Sambil berkata demikian, Kim-mo Taisu mulai "bekerja", tangan kakinya bergerak cepat, tubuhnya berkelebat bagaikan bayangan kilat.
Terdengar suara gaduh dan hiruk-pikuk ketika senjata-senjata terlempar dan tubuh-tubuh menyusul beterbangan ke atas genteng. Dalam tempo beberapa menit saja delapan belas orang anggota barisan itu sudah berada di atas genteng semua, dilemparkan oleh Kim-mo Taisu tanpa mereka dapat mengerti bagaimana mereka itu kehilangan senjata dan berada di atas genteng dengan kaki atau tangan salah urat. Ketika melihat betapa Kim-mo Taisu mengamuk seperti harimau ganas, mereka ini tidak berani lagi turun!

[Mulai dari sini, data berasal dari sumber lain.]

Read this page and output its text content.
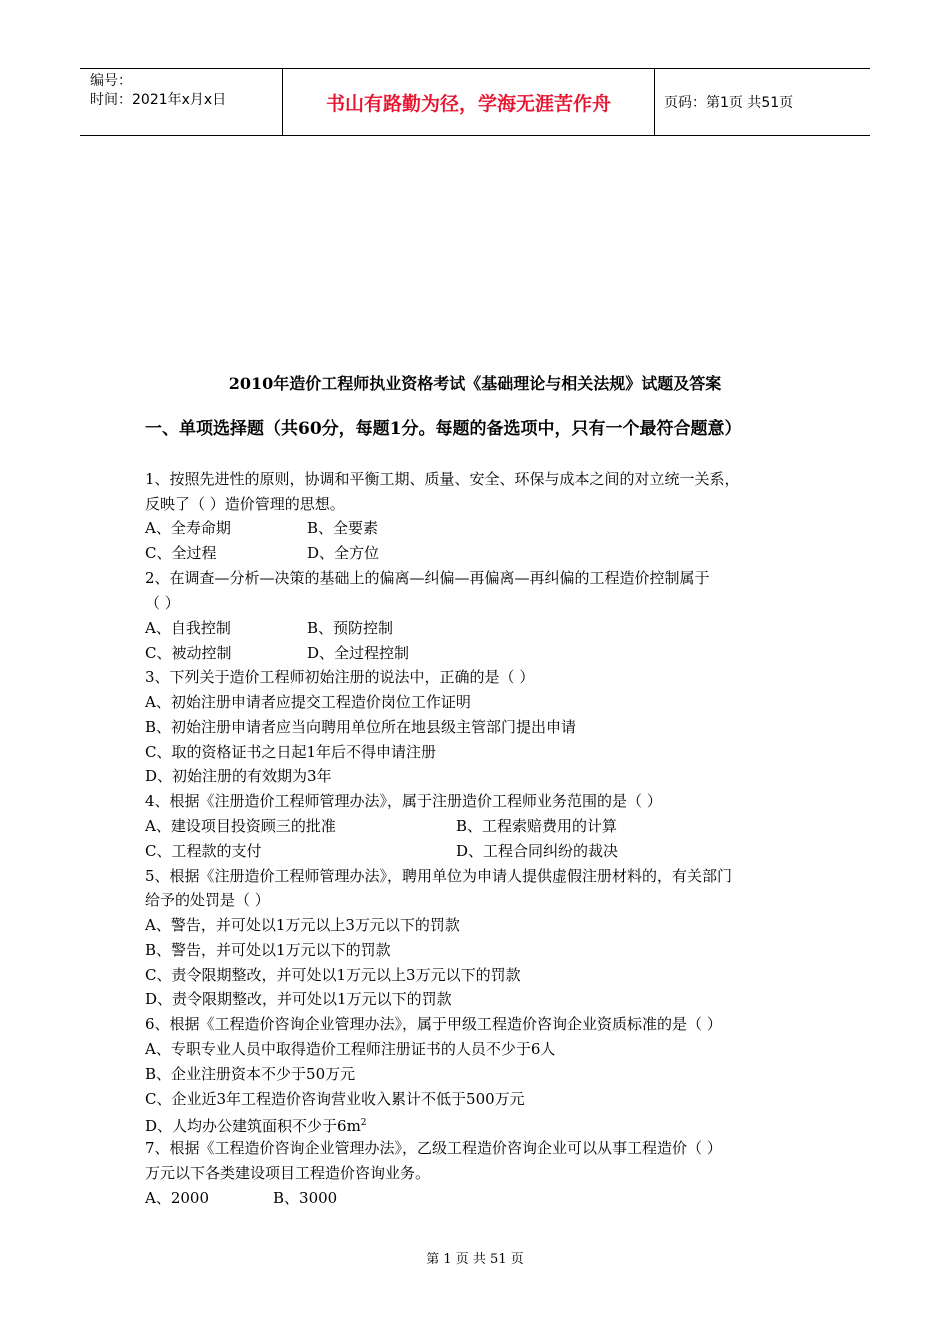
编号：
时间：2021年x月x日	书山有路勤为径，学海无涯苦作舟	页码：第1页 共51页
2010年造价工程师执业资格考试《基础理论与相关法规》试题及答案
一、单项选择题（共60分，每题1分。每题的备选项中，只有一个最符合题意）
1、按照先进性的原则，协调和平衡工期、质量、安全、环保与成本之间的对立统一关系，
反映了（ ）造价管理的思想。
A、全寿命期	B、全要素
C、全过程	D、全方位
2、在调查—分析—决策的基础上的偏离—纠偏—再偏离—再纠偏的工程造价控制属于
（ ）
A、自我控制	B、预防控制
C、被动控制	D、全过程控制
3、下列关于造价工程师初始注册的说法中，正确的是（ ）
A、初始注册申请者应提交工程造价岗位工作证明
B、初始注册申请者应当向聘用单位所在地县级主管部门提出申请
C、取的资格证书之日起1年后不得申请注册
D、初始注册的有效期为3年
4、根据《注册造价工程师管理办法》，属于注册造价工程师业务范围的是（ ）
A、建设项目投资顾三的批准	B、工程索赔费用的计算
C、工程款的支付	D、工程合同纠纷的裁决
5、根据《注册造价工程师管理办法》，聘用单位为申请人提供虚假注册材料的，有关部门
给予的处罚是（ ）
A、警告，并可处以1万元以上3万元以下的罚款
B、警告，并可处以1万元以下的罚款
C、责令限期整改，并可处以1万元以上3万元以下的罚款
D、责令限期整改，并可处以1万元以下的罚款
6、根据《工程造价咨询企业管理办法》，属于甲级工程造价咨询企业资质标准的是（ ）
A、专职专业人员中取得造价工程师注册证书的人员不少于6人
B、企业注册资本不少于50万元
C、企业近3年工程造价咨询营业收入累计不低于500万元
D、人均办公建筑面积不少于$6m^2$
7、根据《工程造价咨询企业管理办法》，乙级工程造价咨询企业可以从事工程造价（ ）
万元以下各类建设项目工程造价咨询业务。
A、2000	B、3000
第 1 页 共 51 页
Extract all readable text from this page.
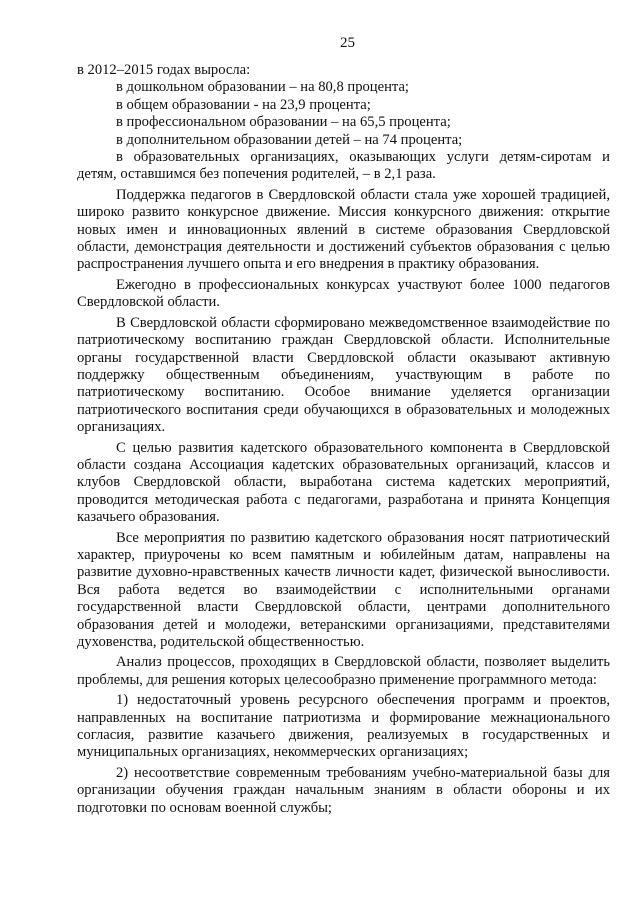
25

в 2012–2015 годах выросла:

в дошкольном образовании – на 80,8 процента;

в общем образовании - на 23,9 процента;

в профессиональном образовании – на 65,5 процента;

в дополнительном образовании детей – на 74 процента;

в образовательных организациях, оказывающих услуги детям-сиротам и детям, оставшимся без попечения родителей, – в 2,1 раза.

Поддержка педагогов в Свердловской области стала уже хорошей традицией, широко развито конкурсное движение. Миссия конкурсного движения: открытие новых имен и инновационных явлений в системе образования Свердловской области, демонстрация деятельности и достижений субъектов образования с целью распространения лучшего опыта и его внедрения в практику образования.

Ежегодно в профессиональных конкурсах участвуют более 1000 педагогов Свердловской области.

В Свердловской области сформировано межведомственное взаимодействие по патриотическому воспитанию граждан Свердловской области. Исполнительные органы государственной власти Свердловской области оказывают активную поддержку общественным объединениям, участвующим в работе по патриотическому воспитанию. Особое внимание уделяется организации патриотического воспитания среди обучающихся в образовательных и молодежных организациях.

С целью развития кадетского образовательного компонента в Свердловской области создана Ассоциация кадетских образовательных организаций, классов и клубов Свердловской области, выработана система кадетских мероприятий, проводится методическая работа с педагогами, разработана и принята Концепция казачьего образования.

Все мероприятия по развитию кадетского образования носят патриотический характер, приурочены ко всем памятным и юбилейным датам, направлены на развитие духовно-нравственных качеств личности кадет, физической выносливости. Вся работа ведется во взаимодействии с исполнительными органами государственной власти Свердловской области, центрами дополнительного образования детей и молодежи, ветеранскими организациями, представителями духовенства, родительской общественностью.

Анализ процессов, проходящих в Свердловской области, позволяет выделить проблемы, для решения которых целесообразно применение программного метода:

1) недостаточный уровень ресурсного обеспечения программ и проектов, направленных на воспитание патриотизма и формирование межнационального согласия, развитие казачьего движения, реализуемых в государственных и муниципальных организациях, некоммерческих организациях;

2) несоответствие современным требованиям учебно-материальной базы для организации обучения граждан начальным знаниям в области обороны и их подготовки по основам военной службы;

Wajah Sin-tung Sam-lo-kai menjadi pucat. Barisan Kan-kauw-kai-tin sudah terkenal kehebatannya, ternyata menghadapi seorang muda gila saja kocar-kacir! Mereka maklum bahwa orang muda gila ini memasuki gedung, tentu mereka mendapatkan hukuman berat dari Kai-ong, maka dengan muka beringas mereka bertekad untuk mempertahankan penjagaan mereka. Dengan senjata tongkat di tangan mereka berdiri menghadang di depan pintu.
"Orang muda, kau lihai. Akan tetapi jangan harap dapat masuk mengganggu Kai-ong kalau tidak melalui mayat kami bertiga!"
"Eh, eh, Sam-lo-kai! Raja pengemis itu orang macam apa sih? Aku Kim-mo Taisu datang ke sini bukan untuk main-main dengan segala macam pengemis tua! Mengapa kau tidak segera melaporkan kepadanya bahwa aku hendak bertemu?"
Terbelalak kaget tiga orang kakek pengemis itu ketika mendengar nama ini. Sengaja Kim-mo Taisu memperkenalkan namanya karena ia merasa segan untuk bermusuhan dengan pimpinan pengemis yang namanya di dunia kang-ouw terkenal baik itu. Dan memang akibatnya hebat. Tiga orang pengemis itu tentu saja sudah mendengar nama besar Kim-mo Taisu yang orang di dunia kang-ouw sudah merangkaikannya dengan nama Kim-mo-eng, pendekar sastrawan yang pernah menggemparkan dunia kang-ouw dan yang sejak beberapa tahun tidak pernah muncul, kemudian muncul seorang pengemis muda yang sikapnya edan-edanan dan berjuluk Kim-mo Taisu.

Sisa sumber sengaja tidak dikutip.